I tossed the holovid to the console. “We had enough oxygen in the holds to re-air the ship seven times over.” Ashen, the Pilot stared at the Log and his damning protest.
“Pilot Haynes, I adjudge you unfit to serve as an officer on Hibernia.I relieve you of all duties until such time as my opinion changes. Your rank is suspended. You now travel as supercargo. Until further notice you are confined to quarters except to use the officers’ head. Dismissed. Vax, escort him off the bridge.”
“Aye aye, sir.”
“You can’t!”
“I just did. Out!” I thumbed the caller. “Infirmary, have Dr. Uburu stop at the bridge after she attends to the other wounded.”
20
Work parties were already measuring burned-out hatches for repair and replacement, while others swept debris flung about the Level 2 circumference corridor. On my growled, “As you were,” they ignored me.
The savagery of the battle and the vacuum in which it was fought had left few injured. Men were either well, or dead.
Bodies lay about, many in the unfamiliar white suits of the U.N.A.F. military. Three of our sailors were among them.

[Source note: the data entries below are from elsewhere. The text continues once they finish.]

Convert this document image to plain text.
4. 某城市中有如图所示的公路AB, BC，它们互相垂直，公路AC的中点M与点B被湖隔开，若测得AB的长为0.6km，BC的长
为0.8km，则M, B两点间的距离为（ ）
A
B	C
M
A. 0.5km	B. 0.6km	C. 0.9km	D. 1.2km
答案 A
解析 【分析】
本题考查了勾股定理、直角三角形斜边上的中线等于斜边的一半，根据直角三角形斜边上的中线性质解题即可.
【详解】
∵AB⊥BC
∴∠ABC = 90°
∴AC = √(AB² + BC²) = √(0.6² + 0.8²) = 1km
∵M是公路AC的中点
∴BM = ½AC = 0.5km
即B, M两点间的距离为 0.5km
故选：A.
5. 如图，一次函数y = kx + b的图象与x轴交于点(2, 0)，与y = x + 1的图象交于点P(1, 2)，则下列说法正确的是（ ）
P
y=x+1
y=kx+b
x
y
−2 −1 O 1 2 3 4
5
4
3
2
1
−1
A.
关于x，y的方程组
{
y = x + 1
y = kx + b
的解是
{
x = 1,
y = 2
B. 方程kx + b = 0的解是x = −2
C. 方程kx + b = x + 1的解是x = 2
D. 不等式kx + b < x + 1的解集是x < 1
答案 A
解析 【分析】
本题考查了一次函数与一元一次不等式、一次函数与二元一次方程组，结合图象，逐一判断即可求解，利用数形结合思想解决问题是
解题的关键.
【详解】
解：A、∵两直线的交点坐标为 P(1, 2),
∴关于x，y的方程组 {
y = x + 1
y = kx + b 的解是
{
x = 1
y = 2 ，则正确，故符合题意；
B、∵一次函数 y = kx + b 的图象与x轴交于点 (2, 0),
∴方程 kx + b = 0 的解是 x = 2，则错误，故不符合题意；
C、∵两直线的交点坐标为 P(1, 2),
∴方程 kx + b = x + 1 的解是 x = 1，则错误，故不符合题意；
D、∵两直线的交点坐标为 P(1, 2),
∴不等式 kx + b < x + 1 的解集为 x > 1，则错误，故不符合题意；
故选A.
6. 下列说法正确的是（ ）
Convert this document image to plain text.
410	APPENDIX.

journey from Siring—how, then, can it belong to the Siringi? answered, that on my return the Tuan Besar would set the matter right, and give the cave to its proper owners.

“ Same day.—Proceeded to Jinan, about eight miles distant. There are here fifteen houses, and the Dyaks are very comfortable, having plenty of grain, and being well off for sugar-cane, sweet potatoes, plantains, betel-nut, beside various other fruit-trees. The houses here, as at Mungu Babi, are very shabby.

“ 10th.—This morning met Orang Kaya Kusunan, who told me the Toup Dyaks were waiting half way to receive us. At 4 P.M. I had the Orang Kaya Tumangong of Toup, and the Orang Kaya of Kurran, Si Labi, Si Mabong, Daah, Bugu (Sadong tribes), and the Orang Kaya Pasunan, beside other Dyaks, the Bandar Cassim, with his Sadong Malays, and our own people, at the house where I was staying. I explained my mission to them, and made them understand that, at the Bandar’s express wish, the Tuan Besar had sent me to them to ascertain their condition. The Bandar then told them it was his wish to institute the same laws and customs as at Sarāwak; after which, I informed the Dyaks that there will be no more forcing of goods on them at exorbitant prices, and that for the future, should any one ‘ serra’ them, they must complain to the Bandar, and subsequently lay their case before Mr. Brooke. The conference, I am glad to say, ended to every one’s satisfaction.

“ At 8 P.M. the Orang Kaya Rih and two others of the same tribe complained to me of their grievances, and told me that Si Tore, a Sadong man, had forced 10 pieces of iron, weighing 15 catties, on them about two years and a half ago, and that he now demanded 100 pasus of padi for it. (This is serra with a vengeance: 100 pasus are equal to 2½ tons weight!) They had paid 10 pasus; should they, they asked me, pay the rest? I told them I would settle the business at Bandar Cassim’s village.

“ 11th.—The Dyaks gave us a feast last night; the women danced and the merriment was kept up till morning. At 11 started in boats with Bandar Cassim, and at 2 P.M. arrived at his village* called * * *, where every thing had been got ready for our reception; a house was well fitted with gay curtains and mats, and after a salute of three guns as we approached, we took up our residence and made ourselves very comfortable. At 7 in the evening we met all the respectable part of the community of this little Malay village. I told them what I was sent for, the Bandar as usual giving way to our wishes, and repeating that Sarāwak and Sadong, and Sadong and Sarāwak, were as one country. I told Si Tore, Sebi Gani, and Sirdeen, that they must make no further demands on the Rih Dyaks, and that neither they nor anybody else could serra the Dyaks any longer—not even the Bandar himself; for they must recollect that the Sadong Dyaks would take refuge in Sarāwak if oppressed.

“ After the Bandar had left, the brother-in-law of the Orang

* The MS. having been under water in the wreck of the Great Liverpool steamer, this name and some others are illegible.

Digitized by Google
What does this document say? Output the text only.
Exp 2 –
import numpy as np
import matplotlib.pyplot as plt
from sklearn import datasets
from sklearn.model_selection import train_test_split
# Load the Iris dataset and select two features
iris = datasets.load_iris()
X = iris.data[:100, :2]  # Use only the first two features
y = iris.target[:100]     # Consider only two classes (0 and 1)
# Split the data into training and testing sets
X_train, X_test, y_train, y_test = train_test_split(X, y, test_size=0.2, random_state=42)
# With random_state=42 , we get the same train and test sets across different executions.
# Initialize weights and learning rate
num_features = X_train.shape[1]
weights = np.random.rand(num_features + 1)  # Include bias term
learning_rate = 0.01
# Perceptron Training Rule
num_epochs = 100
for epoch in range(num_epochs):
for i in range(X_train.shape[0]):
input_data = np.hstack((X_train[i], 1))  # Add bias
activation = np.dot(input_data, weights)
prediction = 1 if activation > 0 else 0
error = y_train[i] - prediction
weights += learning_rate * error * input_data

Sandy Wilsky’s charred corpse lay in the corridor near the airlock, mouth stretched wide in the rictus of death. His sightless eyes stared mute reproach. I made a sound. Closing my eyes, I recalled my billet at Academy on Luna, tried to transport myself there.
“Come with me, sir.” Vax Holser, quiet, solicitous. He touched my arm gently, then more firmly, led me away from the body. He put himself between me and the work parties to shield me from their view. “You’re all right, Captain.”
“No.” My eyes burned; my cheeks were wet. “I’m not.
I never will be. If I weren’t so stupid none of this would have happened. I killed him.”
Glancing about, to make sure no one saw, he brushed my forehead lightly with his open palm. “You’re all right, Captain,” he repeated gently.
I shivered. After a moment I drew myself together.